“The investigation that we have carried out has not found any data leaks to date”, assured a press release from the Department of Ardèche after a cyberattack which has paralyzed – since Wednesday at least – the internal computer system, according to information from France. Blue. The group of cybercriminals operating the Lockbit 2.0 malware seems to have a different opinion and made it known this Friday on its Darknet claims site. An ultimatum until next Tuesday accompanies their ransom demand not to publish the siphoned data.
Already behind resounding cases of data blackmail having affected Thales, Accenture or TransDev, the group of Russian-speaking hackers claims this time to have carried out a successful cyberattack – with data extraction at the key – against the territorial community of Rhône-Alpes. The incident affects all the services which depend on it such as the colleges and the remediation is in progress according to the Dauphine Libéré.
Well-known to cybersecurity experts for two years, Lockbit 2.0 has specialized in extortion with a radical method and computer and server encryption tools designed to avoid systems that use the Cyrillic alphabet. “They do not offer to decrypt the data in exchange for cryptocurrencies like other ransomware, their software is a “wiper” which deletes everything”, details Guillaume Maguet, technical director of Deep Instinct, a cybersecurity company specializing in prevention.
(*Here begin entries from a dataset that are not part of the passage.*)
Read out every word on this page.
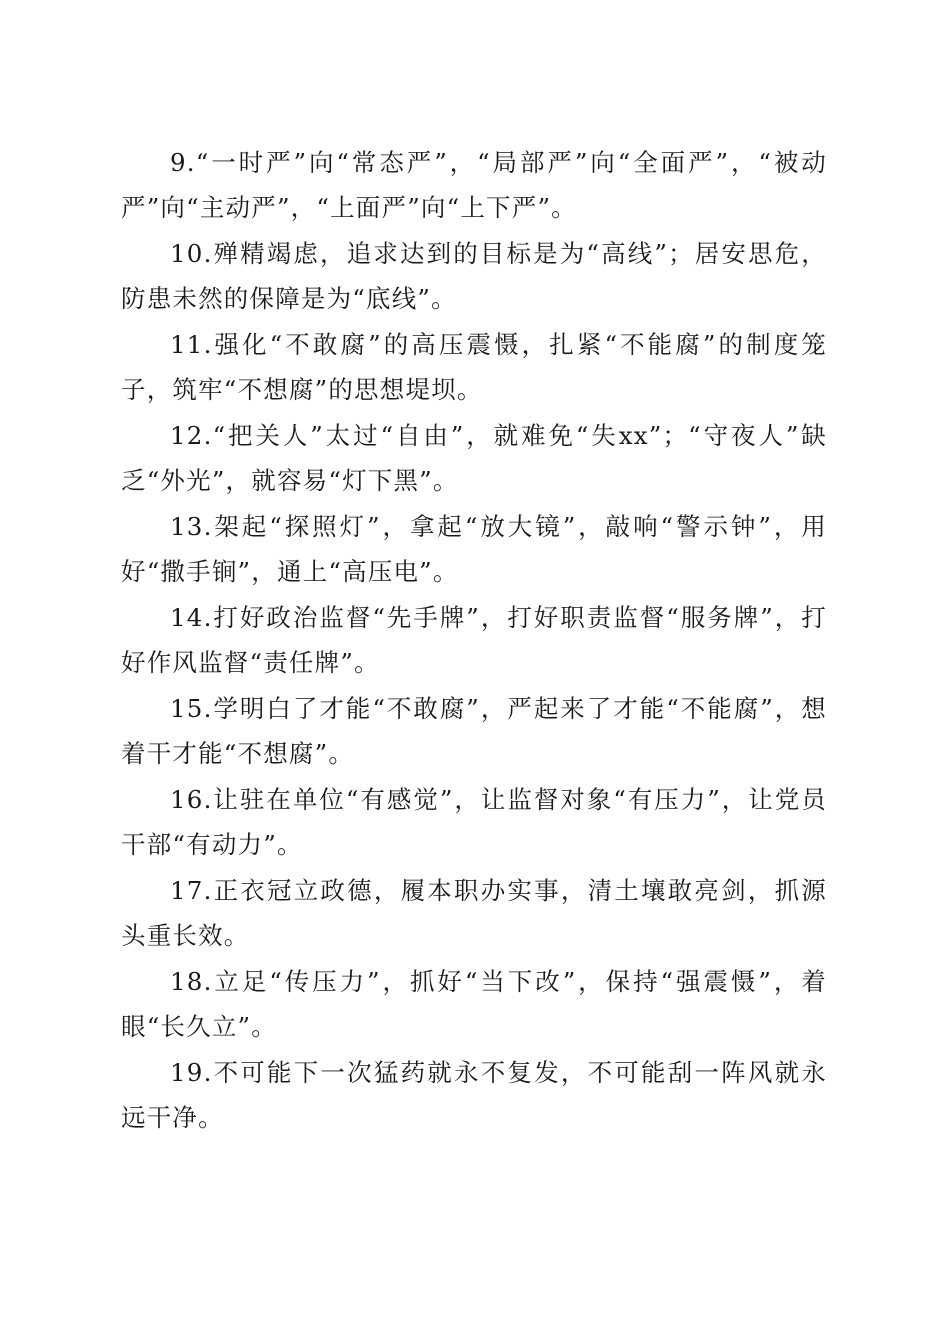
9.“一时严”向“常态严”，“局部严”向“全面严”，“被动严”向“主动严”，“上面严”向“上下严”。

10.殚精竭虑，追求达到的目标是为“高线”；居安思危，防患未然的保障是为“底线”。

11.强化“不敢腐”的高压震慑，扎紧“不能腐”的制度笼子，筑牢“不想腐”的思想堤坝。

12.“把关人”太过“自由”，就难免“失xx”；“守夜人”缺乏“外光”，就容易“灯下黑”。

13.架起“探照灯”，拿起“放大镜”，敲响“警示钟”，用好“撒手锏”，通上“高压电”。

14.打好政治监督“先手牌”，打好职责监督“服务牌”，打好作风监督“责任牌”。

15.学明白了才能“不敢腐”，严起来了才能“不能腐”，想着干才能“不想腐”。

16.让驻在单位“有感觉”，让监督对象“有压力”，让党员干部“有动力”。

17.正衣冠立政德，履本职办实事，清土壤敢亮剑，抓源头重长效。

18.立足“传压力”，抓好“当下改”，保持“强震慑”，着眼“长久立”。

19.不可能下一次猛药就永不复发，不可能刮一阵风就永远干净。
But they then enter into a negotiation via their platform on the DarkNet with the victim to prevent the precious files from leaking on the Internet.
They also have a reputation for exaggerating the extent of their loot and bluffing like when they claimed an attack on the Ministry of Justice by waving some documents stolen from a Norman law firm. In any case, local authorities and companies are instructed never to pay a ransom in order not to feed this mafia system.
This cyberattack also sounds like a wake-up call. “The other groups of computer hackers are not at a standstill in the current context of war in Ukraine”, underlines Yannic Lecomme, director of cybersecurity programs at Sopra Steria. “They even take advantage as never before that all the lights are shined on the groups of hackers who have given their support to Russia” highlights the expert.